NASA's Christopher C. Kraft, Jr. Mission Control Center (MCC-H), also known by its radio callsign, Houston, at the Lyndon B. Johnson Space Center in Houston, Texas, manages all American human space flight; including US portions of the International Space Station (ISS). The center is named after Christopher C. Kraft, Jr, a retired NASA engineer and manager who was instrumental in establishing the agency's Mission Control operation.
The MCC currently houses one operational control room, from which flight controllers coordinate and monitor the ISS. These rooms have many computer and data-processing resources to monitor, command and communicate with spacecraft. From the moment a space shuttle cleared its launch tower in Florida until it landed on Earth, it was in the hands of Mission Control. When a shuttle mission was underway, its control room was staffed around the clock, usually in three shifts. The ISS control room operates continuously, but with fewer controllers.
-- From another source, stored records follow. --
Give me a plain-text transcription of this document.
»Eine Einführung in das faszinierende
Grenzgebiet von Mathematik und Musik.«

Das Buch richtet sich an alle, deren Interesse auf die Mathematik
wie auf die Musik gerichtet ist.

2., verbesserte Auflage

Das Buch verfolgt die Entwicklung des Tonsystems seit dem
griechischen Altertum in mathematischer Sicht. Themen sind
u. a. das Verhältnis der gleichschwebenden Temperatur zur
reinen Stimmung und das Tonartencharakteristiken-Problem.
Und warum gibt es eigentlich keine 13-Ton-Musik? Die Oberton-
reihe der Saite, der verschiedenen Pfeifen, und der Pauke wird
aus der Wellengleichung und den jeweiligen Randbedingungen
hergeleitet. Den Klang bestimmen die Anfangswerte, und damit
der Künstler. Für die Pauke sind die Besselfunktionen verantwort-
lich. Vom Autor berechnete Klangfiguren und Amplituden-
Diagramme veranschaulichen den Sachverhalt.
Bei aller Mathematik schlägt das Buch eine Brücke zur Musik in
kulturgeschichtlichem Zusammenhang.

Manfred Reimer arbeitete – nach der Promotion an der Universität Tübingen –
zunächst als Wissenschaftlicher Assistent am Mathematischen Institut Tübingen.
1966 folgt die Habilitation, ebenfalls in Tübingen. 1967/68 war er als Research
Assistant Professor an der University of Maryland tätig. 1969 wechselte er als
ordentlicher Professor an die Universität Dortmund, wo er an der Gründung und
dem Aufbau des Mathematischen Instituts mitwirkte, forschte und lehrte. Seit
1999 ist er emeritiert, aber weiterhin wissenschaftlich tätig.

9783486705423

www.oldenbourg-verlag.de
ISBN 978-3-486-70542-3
Because Houston is a hurricane-sensitive area, NASA has basic back-up facilities at the Kennedy Space Center as well as a location at the Backup Control Center Huntsville Operations Support Center (BCC-HOSC) at Marshall Space Flight Center for ISS operations. (Unmanned US civilian satellites are controlled from the Goddard Space Flight Center in Maryland, while California's Jet Propulsion Laboratory manages unmanned US space probes.)